Born in London at his parents' town house, he was the third child and second son of Robert King, 2nd Earl of Kingston by his wife, the heiress Caroline Fitzgerald. His mother's fortune (via her own mother) had made the Kings perhaps the richest family in Ireland for some time. His sister was Margaret King and one of the family governesses was Mary Wollstonecraft.
On 9 December 1799, he married his first cousin Lady Frances Parsons, daughter of Laurence Harman Parsons, 1st Earl of Rosse and Lady Jane King (herself a daughter of the first Earl of Kingston). They had several children together, including two sons and five daughters.
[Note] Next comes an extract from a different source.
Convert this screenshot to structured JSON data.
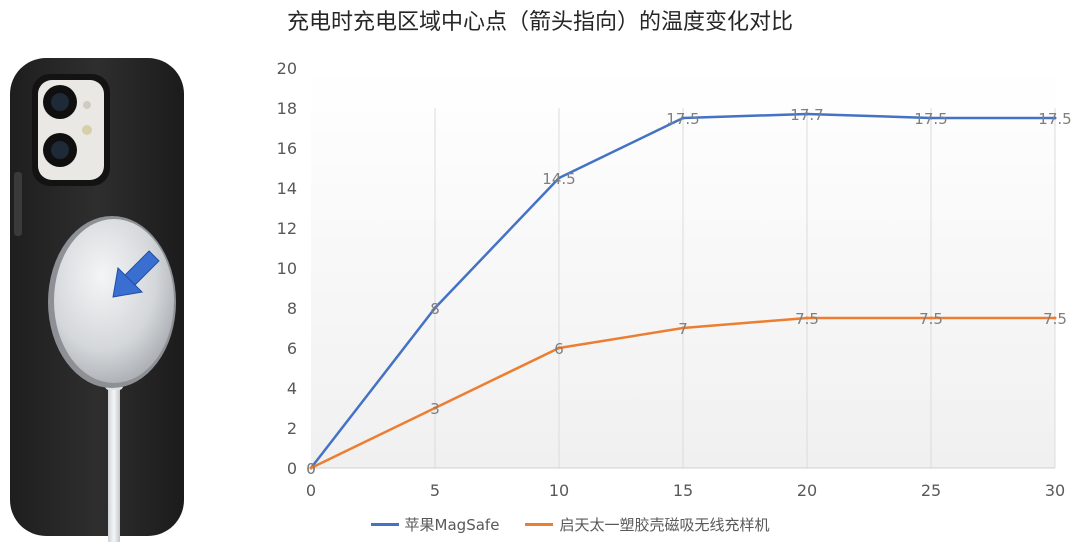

The elder son succeeded to the earldom, after three cousins died childless or unmarried. The younger son founded the line of King-Harman, producing a family historian of the King family and their estates.
After a period of service in the army beginning 1792, Robert King achieved some notoriety when he was tried in April 1798 at the Cork Assizes for the murder of his illegitimate cousin (or maternal half-uncle) Colonel Henry Gerald FitzGerald, for seducing his sister. He was acquitted as no witnesses came forward. (His father was likewise acquitted by the Irish House of Lords). There was considerable sympathy for the King family, because Fitzgerald was raised by the Kings; his actions were thus severally discreditable, being viewed as gross ingratitude, a breach of family trust, incest, as well as simply dishonourable behaviour. For details of the story, Claire Tomalin's account in her biography of Mary Wollstonecraft is as good as any. Other accounts can be found online.[2][3] Tomalin believes Henry FitzGerald to have been an illegitimate son of Richard Fitzgerald MP (father of Caroline, and grandfather of Viscount Lorton); other accounts claim that he was in fact the illegitimate son of Caroline's half-brother Gerald Fitzgerald).[4]